Contemporary Issue: Integral Human Development
Within the light of CST, Integral Human Development is an expression based upon the truth that human development cannot be reduced or divorced into constituent parts. True progress does not and cannot happen, if only one aspect of the human person is being addressed to this end.
It has been a centerpiece of Pope Francis' message, thus complementing and enhancing the breadth of Catholic Social Teaching on this subject put forth by his predecessors over the years:
“The necessary realism proper to politics and economy cannot be reduced to mere technical know-how bereft of ideals and unconcerned with the transcendent dimension of man. When this openness to God is lacking, every human activity is impoverished and persons are reduced to objects that can be exploited. Only when politics and the economy are open to moving within the wide space ensured by the One who loves each man and each woman, will they…become effective instruments of integral human development and peace.” (Pope Francis, World Day of Peace Message, 1 January 2014, 10)
Francis' message echoes and buttresses perhaps the most articulate encapsulation of what CST means by integral human development, written by Pope Benedict XVI in his letter Caritas in Veritate:
"...the decisive issue is the overall moral tenor of society. If there is a lack of respect for the right to life and to a natural death, if human conception, gestation and birth are made artificial, if human embryos are sacrificed to research, the conscience of society ends up losing the concept of human ecology and, along with it, that of environmental ecology. It is contradictory to insist that future generations respect the natural environment when our educational systems and laws do not help them to respect themselves. The book of nature is one and indivisible: it takes in not only the environment but also life, sexuality, marriage, the family, social relations: in a word, integral human development." (CIV, 51)
During his pontificate, Pope Benedict XVI often stressed that all social action must be grounded in faith - man is more than Homo economicus or politicus - and this must be recognized if true development is to be possible. He made this point clear when, in referring to “the dramatic crisis of the global economy”, he said:
“In my encyclical Caritas in Veritate, I invited everyone to look to the deeper causes of this situation: In the last analysis, they are to be found in a current self-centered and materialistic way of thinking that fails to acknowledge the limitations inherent in every creature”. (Pope Benedict XVI, Address to the Vatican Diplomatic Corps, 11 January 2010)
In Caritas in Veritate, His Holiness insisted that human development must be unified as one – involving all aspects of our humanity, not just the economic and political:
"[A]uthentic human development concerns the whole of the person in every single dimension." (CIV, 11)
"[P]rogress of a merely economic and technological kind is insufficient. Development needs above all to be true and integral. " (CIV, 23)
"[D]evelopment is closely bound up with our understanding of the human soul... Development must include not just material growth but also spiritual growth," (CIV, 76)
“[M]an needs to be liberated from material oppressions, but more profoundly he must be saved from the evils that afflict the spirit.” (Benedict XVI, Homily, Mass in Bruno, Czech Republic, 27 September 2009)

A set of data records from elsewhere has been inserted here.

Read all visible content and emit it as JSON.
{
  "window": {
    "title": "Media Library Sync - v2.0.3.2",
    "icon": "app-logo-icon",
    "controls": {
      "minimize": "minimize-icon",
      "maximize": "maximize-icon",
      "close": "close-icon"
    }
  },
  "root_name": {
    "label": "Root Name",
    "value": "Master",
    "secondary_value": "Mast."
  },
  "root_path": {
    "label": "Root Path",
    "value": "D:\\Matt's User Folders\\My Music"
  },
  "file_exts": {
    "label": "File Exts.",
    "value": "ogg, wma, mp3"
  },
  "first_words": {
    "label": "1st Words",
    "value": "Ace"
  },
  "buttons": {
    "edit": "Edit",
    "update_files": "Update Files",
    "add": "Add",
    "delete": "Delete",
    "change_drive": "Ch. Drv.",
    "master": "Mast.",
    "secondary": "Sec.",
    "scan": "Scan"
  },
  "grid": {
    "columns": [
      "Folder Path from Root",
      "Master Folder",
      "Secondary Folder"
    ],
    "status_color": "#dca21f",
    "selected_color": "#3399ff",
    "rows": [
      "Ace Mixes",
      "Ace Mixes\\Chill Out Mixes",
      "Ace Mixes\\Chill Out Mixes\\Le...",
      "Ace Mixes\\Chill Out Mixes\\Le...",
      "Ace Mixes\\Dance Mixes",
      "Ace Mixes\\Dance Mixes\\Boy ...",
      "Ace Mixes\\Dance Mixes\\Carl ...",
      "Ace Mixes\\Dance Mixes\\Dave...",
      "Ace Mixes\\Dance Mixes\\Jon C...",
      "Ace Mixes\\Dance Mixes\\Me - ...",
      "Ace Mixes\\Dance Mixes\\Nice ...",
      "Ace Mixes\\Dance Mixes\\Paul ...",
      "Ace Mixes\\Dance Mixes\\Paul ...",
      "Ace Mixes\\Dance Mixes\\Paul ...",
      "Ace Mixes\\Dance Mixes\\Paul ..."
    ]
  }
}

The Goal of Integral Human Development
In Centesimus Annus, Pope Saint John Paul II reminded us of the fundamental objective of human development. He implored us to address the spiritual, not merely the political and economic structures of society, because after all, the end goal is to seek and know God:
"Finally, development must not be understood solely in economic terms, but in a way that is fully human. It is not only a question of raising all peoples to the level currently enjoyed by the richest countries, but rather of building up a more decent life through united labour, of concretely enhancing every individual's dignity and creativity, as well as his capacity to respond to his personal vocation, and thus to God's call. The apex of development is the exercise of the right and duty to seek God, to know him and to live in accordance with that knowledge." (CA, 29)
Related Thoughts on Integral Human Development
The Catholic Church's view of human dignity springs from human agency and free will, with the further understanding that free will in turn springs from human creation made in the image of God. Taken from "A Deeper Examination of Human Dignity"
Charity is a theological virtue. It applies to all and involves engaging, directly, those around us who are in need. CST, which is a branch of Catholic Moral Theology, contains a set of principles to be used to form our conscience as we impact on the social structures around us. Taken from "Catholic Social Teaching, Social Justice, and Charity"
I invite you to look around at the new things which surround us and in which we find ourselves… (Saint John Paul II, Centesimus Annus, 1991) Taken from "Catholic Social Teaching 101"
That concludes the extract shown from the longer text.